We trained a transformer called VIMA that ingests *multimodal* prompt and outputs controls for a robot arm. A single agent is able to solve visual goal, one-shot imitation from video, novel concept grounding, visual constraint, etc. Strong scaling with model capacity and data!🧵
We envision that a generalist robot agent should have an intuitive and expressive interface for task specification, but text alone is not enough. We introduce a novel multimodal prompting framework that converts a wide spectrum of robotic tasks into one sequence modeling problem.

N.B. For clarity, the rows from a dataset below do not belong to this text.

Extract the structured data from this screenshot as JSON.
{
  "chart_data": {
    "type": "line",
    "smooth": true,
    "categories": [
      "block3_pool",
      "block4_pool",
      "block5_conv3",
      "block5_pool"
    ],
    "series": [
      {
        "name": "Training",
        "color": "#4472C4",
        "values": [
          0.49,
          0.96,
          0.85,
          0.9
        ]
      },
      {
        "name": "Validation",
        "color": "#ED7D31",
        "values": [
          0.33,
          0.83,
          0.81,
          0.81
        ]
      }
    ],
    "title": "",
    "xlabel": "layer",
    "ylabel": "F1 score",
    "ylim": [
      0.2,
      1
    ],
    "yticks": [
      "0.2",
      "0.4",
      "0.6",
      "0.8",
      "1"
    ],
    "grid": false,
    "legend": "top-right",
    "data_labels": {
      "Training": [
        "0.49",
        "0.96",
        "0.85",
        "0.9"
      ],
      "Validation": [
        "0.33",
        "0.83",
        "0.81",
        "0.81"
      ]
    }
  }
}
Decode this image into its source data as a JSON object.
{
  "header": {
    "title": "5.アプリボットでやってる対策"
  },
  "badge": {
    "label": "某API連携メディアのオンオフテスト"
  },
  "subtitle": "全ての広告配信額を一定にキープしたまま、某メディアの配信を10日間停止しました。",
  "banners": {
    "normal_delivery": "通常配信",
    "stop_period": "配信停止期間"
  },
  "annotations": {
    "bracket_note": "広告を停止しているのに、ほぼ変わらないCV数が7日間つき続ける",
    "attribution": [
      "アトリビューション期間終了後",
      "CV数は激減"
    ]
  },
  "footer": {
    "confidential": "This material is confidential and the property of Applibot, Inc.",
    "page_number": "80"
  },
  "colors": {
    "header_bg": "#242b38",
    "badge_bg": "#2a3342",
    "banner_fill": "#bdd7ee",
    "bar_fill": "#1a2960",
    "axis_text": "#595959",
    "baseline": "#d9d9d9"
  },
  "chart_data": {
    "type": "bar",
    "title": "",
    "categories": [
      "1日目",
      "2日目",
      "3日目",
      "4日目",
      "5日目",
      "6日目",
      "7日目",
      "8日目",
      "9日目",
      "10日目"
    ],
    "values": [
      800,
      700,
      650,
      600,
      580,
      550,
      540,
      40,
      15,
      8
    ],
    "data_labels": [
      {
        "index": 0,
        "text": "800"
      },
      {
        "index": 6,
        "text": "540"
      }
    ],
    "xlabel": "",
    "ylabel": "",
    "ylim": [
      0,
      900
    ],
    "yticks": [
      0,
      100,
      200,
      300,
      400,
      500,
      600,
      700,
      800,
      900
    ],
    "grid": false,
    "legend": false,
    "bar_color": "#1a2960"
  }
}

Our VIMA model (reads “v-eye-ma”) consists of a pre-trained T5 to encode multimodal prompts, and a transformer decoder to predict robot arm commands autoregressively. The decoder has alternating self- and cross-attention layers conditioned on the prompt.
We introduce a new benchmark, VIMA-Bench, that features 17 meta-tasks with multimodal prompt templates, which can procedurally generate 1000s of tasks. We design a protocol of 4 generalization levels to systematically evaluate the zero-shot capabilities of the robot agents.
VIMA achieves strong scalability in model capacity. Across 4 generalization levels, VIMA consistently outperforms all prior methods (Gato, Flamingo, DT) ranging from 2M to 200M parameters. On the hardest novel task generalization test, it obtains up to 2.9x better performance.
VIMA is highly sample efficient as well. With 10x less training data, it is able to attain similar performance as prior methods on average. On the hardest generalization setting, VIMA outperforms all baselines with 100x less data.